Sempre Notarnicola riporterà: ….. Si abbassarono le sbarre del passaggio a livello. Arrivarono delle macchine. Poi si fermò una 1100, scesero dei carabinieri, più in là c’era un gippone, si avvicinarono al casello con i mitra spianati. Lui (Cavallero) sentì dei rumori, mi chiese cosa fosse. «Niente», risposi. «Contadini». Pochi secondi, un lampo, il riflesso di tanti anni di addestramento a combattere in sincronismo, l’istinto di avvertirlo, tentare la sorte, ancora una volta. Poi immediatamente la stanchezza, il rifiuto, il distacco psicologico ebbero il sopravvento. «Basta, questa volta basta, sono affari suoi, io non c’entro in questa sua guerra privata…»; e tacqui. Pochissimi secondi, il rumore degli scarponi nella stanza di sotto, poi su per la breve rampa di scale. Balzò, convinto che fossero dei contadini, mi guardò, vidi una luce di stupore e poi di allarme nei suoi occhi. Girò lo sguardo e si trovò la canna del mitra davanti. Tutto era veramente finito. Dietro il carabiniere sbucò il vecchio maresciallo. Mi guardò. «Tu chi sei?»….. La risposta «Sante Notarnicola, Bandito».
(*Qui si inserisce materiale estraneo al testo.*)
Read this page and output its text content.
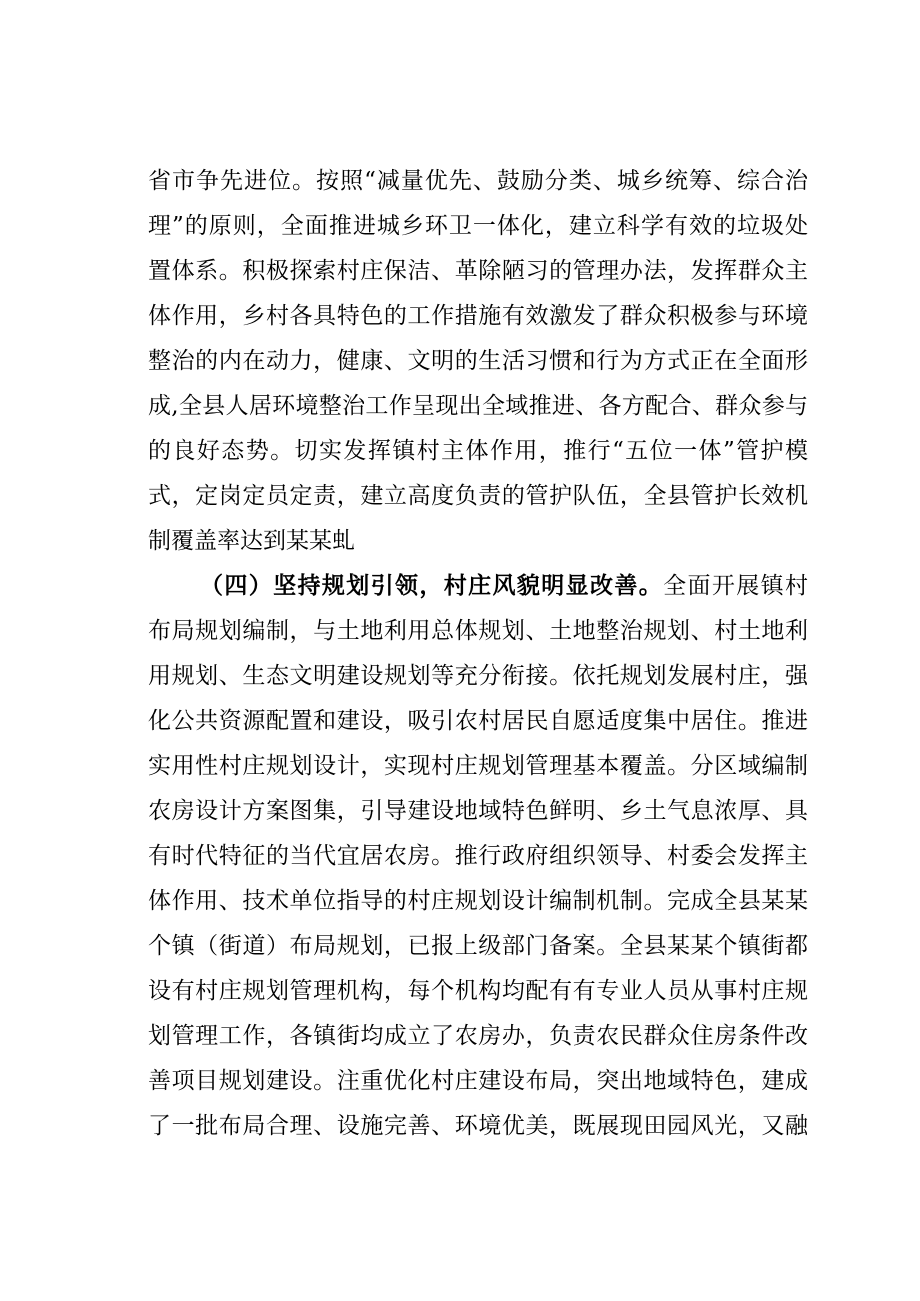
省市争先进位。按照“减量优先、鼓励分类、城乡统筹、综合治
理”的原则，全面推进城乡环卫一体化，建立科学有效的垃圾处
置体系。积极探索村庄保洁、革除陋习的管理办法，发挥群众主
体作用，乡村各具特色的工作措施有效激发了群众积极参与环境
整治的内在动力，健康、文明的生活习惯和行为方式正在全面形
成,全县人居环境整治工作呈现出全域推进、各方配合、群众参与
的良好态势。切实发挥镇村主体作用，推行“五位一体”管护模
式，定岗定员定责，建立高度负责的管护队伍，全县管护长效机
制覆盖率达到某某虬
（四）坚持规划引领，村庄风貌明显改善。全面开展镇村
布局规划编制，与土地利用总体规划、土地整治规划、村土地利
用规划、生态文明建设规划等充分衔接。依托规划发展村庄，强
化公共资源配置和建设，吸引农村居民自愿适度集中居住。推进
实用性村庄规划设计，实现村庄规划管理基本覆盖。分区域编制
农房设计方案图集，引导建设地域特色鲜明、乡土气息浓厚、具
有时代特征的当代宜居农房。推行政府组织领导、村委会发挥主
体作用、技术单位指导的村庄规划设计编制机制。完成全县某某
个镇（街道）布局规划，已报上级部门备案。全县某某个镇街都
设有村庄规划管理机构，每个机构均配有有专业人员从事村庄规
划管理工作，各镇街均成立了农房办，负责农民群众住房条件改
善项目规划建设。注重优化村庄建设布局，突出地域特色，建成
了一批布局合理、设施完善、环境优美，既展现田园风光，又融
In una borsa vengono trovate cinque pistole e un centinaio di proiettili. Gli arrestati sono tradotti immediatamente al Comando Legione carabinieri di Alessandria e, dopo un primo interrogatorio, al carcere di via Parma davanti al quale stanziano centinaia di curiosi indignati che mandano grida ostili al passaggio degli impassibili arrestati.
Dei quattro, solo Lopez ottiene una condanna a 12 anni e sette mesi. Gli altri, quando viene letta la sentenza (8 luglio 1968) che li condanna all’ergastolo, intonano la canzone proletaria e alzano i pugni.
Cavallero otterrà, più di vent’anni dopo, la semilibertà e in seguito la libertà condizionale; diventato pittore e scrittore, morirà pentito nel 1997. Notarnicola, rivoluzionario e poeta, con tentata evasione, diventa un’icona del movimento carcerario e della sinistra antagonista, dal 1995 in regime di semilibertà, nel gennaio 2000 otterrà la libertà; ammalato e guarito di Covid morirà a Bologna nel marzo 2021.
Con non poco scalpore, sono stati protagonisti sbagliati di un’Italia complicata che forse e per fortuna non c’è più.